Even as the Diana: A Celebration construct moves across the Internet and as a traveling show across the world, its "editors" serve to reinforce the new fonts and forms of cultural and social power. That power is grounded on appealing to and producing positive responses among the masses for whose benefit celebrity is both deployed and built. It is built on an intimate connection between a relationship to the media and measurable embracing of "causes" around which the masses may be mobilized. That measurement can range from increasing sales, greater demand for financial products (stock) or influencing popular political sensibilities exercised through elections, and rationally projected through the "sciences". Those connections now substitute for the old ones, which were grounded in a direct control of military power and a connection with the religious priestly caste. Consider, for example, the celebration of non-violence as an effective counter to old basis of formal power
Celebrity serves as the proxy for, the embodiment of, and a template for soft power in a world in which formal authority increasingly becomes more remote from the foundations of power--the masses on which democratic organization, commercial success, and cultural production increasingly rests. Its aristocracy, an aristocracy of celebrity--is as much subject to and in control of that collective force. See, Larry Catá Backer, The Fuhrer Principle of International Law: Individual Responsibility and Collective Punishment, Penn State International Law Review Vol. 21(3):509-567 (2003). This is the essence, for example, of those theorizing modern nonviolence as a strategy for the overthrow of governments. See, e.g., Stephen Zunes, Weapons of Mass Democracy, Yes! Magazine, Sept. 22, 2009 (re-posted in CommonDreams.org). Celebrity serves as a basis of soft power through which social mobilization can affect the way in which formal actors in traditional power structures perform.

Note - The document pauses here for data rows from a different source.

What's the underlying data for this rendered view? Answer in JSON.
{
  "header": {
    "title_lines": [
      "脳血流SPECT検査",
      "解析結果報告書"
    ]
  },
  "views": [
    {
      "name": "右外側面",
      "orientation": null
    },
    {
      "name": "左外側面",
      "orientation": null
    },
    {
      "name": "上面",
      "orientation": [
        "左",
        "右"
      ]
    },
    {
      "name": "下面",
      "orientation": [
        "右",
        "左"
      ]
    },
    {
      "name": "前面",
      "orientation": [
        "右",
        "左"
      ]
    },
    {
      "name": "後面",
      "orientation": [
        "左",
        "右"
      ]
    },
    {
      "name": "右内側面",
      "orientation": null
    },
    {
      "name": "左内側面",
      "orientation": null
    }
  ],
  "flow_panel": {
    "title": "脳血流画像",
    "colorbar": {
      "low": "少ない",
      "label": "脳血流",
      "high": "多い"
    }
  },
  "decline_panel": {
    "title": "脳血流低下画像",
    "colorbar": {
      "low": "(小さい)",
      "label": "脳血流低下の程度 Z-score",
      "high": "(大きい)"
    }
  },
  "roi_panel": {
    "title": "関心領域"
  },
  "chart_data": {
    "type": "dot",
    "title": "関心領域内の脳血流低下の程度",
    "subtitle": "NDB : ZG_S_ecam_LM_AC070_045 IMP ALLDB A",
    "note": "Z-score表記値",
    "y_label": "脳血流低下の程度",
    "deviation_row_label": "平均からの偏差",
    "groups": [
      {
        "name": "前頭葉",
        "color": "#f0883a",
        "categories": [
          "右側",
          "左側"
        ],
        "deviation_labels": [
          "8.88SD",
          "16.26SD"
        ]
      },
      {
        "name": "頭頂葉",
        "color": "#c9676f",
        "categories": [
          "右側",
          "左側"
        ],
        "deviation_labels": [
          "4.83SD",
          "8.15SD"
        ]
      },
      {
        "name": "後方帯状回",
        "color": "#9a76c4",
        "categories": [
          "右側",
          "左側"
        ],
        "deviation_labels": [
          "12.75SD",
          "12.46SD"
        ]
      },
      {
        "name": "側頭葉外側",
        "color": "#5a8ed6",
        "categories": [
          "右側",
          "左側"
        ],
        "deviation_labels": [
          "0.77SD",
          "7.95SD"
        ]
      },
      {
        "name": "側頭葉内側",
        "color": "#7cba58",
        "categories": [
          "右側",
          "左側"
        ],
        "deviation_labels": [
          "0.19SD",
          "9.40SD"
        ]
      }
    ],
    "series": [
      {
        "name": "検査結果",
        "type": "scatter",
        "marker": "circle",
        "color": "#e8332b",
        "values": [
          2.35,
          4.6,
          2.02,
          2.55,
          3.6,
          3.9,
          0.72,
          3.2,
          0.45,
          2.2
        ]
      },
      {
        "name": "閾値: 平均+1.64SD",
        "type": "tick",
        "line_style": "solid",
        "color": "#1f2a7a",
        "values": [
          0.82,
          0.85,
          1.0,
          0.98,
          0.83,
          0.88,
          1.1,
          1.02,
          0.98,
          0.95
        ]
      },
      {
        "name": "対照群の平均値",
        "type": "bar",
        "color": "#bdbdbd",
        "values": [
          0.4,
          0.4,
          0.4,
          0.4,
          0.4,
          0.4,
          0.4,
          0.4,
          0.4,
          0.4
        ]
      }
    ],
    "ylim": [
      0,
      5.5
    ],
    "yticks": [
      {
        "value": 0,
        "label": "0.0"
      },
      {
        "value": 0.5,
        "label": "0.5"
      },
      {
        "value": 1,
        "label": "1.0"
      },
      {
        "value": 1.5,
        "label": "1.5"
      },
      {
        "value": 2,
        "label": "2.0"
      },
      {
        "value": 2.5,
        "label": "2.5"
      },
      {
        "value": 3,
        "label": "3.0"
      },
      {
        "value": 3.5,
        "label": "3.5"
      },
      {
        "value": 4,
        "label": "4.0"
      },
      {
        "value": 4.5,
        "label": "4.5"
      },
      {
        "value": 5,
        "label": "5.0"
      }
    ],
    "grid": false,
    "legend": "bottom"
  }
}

Diana, is perhaps to be celebrated for casting a strong light on the passing of the old forms of relationships among actors in traditional systems of power-hierarchies. She reminds us, as forcefully as the U.K. royal family was reminded in the aftermath of her death, that the time of the dominance of those traditional structures have passed (in all but form) even as the social foundations for its authority have been abandoned. Mass power, in an age of mass democracy, is now expressed in celebrity as much as it once rested securely on its old forms--legality, status, coercion or contract. Theorizing celebrity and its relation to mass democracy, to marketing as the new politics, and mobilization effected through the mechanics of old forms--from consumption, to investment, to migration, to elections--remains the great academic project of the 21st century.